Breast Ultrasound and MRI
Breast ultrasound and MRI exams are the backup tests when a mammogram reveals a suspicious looking image. However, combining a mammogram with an MRI has consistently proved to outperform mammography with ultrasound. The American Cancer Society recommends that women with a high risk of developing breast cancer should undergo a mammogram with an MRI screen.
Molecular Breast Imaging
Molecular breast imaging, also known as breast-specific gamma imaging, involves intravenous injections of radiopharmaceutical agents that target the breast tissues, which are then viewed by a special camera. The camera provides high-resolution images that reveal areas where the radioactive agents indicate high metabolic activity that may be due to a cancer developing.
Positron Emission Mammography
Positron emission mammography (PEM) is another injectable radioisotope procedure where gamma radiation detectors are placed above and below a compressed breast. While PEM has been used to detect large tumors, it generally is less successful at detecting smaller tumors. The radioisotope procedures are still in their infancy and cannot be used to replace mammography or tissue biopsy for diagnostic purposes.

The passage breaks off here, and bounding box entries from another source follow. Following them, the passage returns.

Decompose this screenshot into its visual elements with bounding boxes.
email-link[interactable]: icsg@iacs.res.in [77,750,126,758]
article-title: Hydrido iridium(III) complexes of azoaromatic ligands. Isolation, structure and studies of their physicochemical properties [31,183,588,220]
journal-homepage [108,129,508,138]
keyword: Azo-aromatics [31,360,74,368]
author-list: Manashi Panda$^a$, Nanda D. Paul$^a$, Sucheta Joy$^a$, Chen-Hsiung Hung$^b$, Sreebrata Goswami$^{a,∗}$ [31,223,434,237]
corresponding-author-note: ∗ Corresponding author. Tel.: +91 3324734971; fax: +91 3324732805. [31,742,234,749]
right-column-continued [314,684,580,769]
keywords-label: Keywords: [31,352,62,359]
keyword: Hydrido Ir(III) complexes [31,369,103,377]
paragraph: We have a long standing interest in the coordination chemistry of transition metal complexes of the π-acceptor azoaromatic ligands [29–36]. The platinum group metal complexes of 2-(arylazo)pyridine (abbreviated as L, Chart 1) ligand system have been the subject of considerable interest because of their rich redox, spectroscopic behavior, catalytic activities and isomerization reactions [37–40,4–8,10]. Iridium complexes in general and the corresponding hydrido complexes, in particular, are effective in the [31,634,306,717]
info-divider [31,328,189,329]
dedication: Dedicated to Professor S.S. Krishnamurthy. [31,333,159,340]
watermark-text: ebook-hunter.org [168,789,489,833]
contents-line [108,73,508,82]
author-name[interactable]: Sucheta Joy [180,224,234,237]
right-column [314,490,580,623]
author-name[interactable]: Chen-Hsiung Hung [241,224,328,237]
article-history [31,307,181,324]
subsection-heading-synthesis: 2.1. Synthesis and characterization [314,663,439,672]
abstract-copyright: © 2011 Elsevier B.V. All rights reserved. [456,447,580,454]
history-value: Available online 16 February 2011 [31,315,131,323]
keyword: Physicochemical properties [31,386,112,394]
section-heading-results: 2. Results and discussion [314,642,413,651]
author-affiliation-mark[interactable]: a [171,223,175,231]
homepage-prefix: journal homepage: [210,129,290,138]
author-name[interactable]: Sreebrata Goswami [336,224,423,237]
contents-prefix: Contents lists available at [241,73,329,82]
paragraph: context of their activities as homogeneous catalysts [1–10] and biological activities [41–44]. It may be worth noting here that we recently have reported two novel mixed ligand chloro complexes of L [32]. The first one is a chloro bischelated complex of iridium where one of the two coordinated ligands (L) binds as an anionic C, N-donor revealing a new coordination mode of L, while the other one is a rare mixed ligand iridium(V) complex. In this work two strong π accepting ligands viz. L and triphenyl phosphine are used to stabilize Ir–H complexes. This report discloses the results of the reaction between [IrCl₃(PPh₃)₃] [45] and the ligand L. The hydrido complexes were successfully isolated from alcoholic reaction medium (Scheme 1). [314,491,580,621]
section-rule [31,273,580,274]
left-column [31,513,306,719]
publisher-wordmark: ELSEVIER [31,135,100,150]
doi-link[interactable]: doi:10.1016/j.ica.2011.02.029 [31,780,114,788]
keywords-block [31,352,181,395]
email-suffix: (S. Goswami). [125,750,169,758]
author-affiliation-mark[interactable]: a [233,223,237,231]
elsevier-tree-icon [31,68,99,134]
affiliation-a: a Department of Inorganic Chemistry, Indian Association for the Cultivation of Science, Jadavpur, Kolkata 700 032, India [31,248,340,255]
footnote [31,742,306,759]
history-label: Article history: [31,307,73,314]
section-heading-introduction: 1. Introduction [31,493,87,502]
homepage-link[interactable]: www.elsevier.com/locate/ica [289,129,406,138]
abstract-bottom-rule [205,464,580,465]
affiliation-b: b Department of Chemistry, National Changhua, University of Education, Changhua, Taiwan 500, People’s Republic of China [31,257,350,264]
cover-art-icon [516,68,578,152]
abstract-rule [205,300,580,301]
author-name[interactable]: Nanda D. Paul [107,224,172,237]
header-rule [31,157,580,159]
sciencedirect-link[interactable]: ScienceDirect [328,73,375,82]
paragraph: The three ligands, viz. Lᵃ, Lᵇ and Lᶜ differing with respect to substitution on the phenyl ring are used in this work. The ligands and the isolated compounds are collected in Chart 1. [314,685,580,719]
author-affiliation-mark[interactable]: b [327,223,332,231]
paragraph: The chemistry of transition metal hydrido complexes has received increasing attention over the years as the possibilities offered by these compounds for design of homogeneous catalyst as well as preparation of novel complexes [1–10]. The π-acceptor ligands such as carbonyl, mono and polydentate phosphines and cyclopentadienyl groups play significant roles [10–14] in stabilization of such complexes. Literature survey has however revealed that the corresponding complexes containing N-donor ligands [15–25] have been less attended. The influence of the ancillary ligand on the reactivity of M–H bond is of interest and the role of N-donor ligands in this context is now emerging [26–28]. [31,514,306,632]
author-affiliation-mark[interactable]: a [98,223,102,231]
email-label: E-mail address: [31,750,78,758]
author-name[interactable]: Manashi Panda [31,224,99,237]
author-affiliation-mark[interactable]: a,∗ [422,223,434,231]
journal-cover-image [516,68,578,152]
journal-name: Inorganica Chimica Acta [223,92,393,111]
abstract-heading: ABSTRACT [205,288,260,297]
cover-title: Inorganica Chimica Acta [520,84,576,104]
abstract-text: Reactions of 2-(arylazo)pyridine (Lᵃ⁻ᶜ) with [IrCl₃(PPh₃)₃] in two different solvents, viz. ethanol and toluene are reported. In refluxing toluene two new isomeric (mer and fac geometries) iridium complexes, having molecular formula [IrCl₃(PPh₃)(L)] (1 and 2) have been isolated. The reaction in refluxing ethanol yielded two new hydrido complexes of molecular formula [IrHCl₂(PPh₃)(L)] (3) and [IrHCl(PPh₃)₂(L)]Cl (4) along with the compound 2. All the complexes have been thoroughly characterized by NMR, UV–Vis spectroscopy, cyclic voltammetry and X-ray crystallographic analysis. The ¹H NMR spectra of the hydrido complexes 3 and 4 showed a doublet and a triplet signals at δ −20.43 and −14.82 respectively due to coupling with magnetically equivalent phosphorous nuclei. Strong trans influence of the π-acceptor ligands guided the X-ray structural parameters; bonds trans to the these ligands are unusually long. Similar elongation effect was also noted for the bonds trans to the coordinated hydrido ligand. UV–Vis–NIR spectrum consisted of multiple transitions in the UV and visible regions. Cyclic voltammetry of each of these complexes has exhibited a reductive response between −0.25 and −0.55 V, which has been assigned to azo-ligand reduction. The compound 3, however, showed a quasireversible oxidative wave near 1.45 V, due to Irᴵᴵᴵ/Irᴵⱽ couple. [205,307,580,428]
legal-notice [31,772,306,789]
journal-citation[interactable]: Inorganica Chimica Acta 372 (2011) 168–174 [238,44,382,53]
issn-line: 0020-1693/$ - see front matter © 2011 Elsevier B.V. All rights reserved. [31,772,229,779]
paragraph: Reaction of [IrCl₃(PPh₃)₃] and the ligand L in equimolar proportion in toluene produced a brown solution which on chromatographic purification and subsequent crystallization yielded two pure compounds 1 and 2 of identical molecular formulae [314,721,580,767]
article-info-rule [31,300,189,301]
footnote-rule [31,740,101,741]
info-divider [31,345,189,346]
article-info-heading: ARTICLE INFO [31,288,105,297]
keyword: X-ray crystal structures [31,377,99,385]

Breast Thermography is a heat measuring method that produces an image of the breast showing the pattern of temperatures at or near the surface of a breast. Due to inappropriate claims made by thermography facilities, the FDA issued a safety communication this year warning to women and health care providers that thermography is not a safe alternative to mammography. The claims made by thermography facilities promoted thermography as a replacement for mammography. The American Cancer Society, National Cancer Institute, and Society of Breast Imaging state that no studies have ever shown that thermography is an effective screening tool for early breast cancer detection and it should not be used as a substitute for mammography.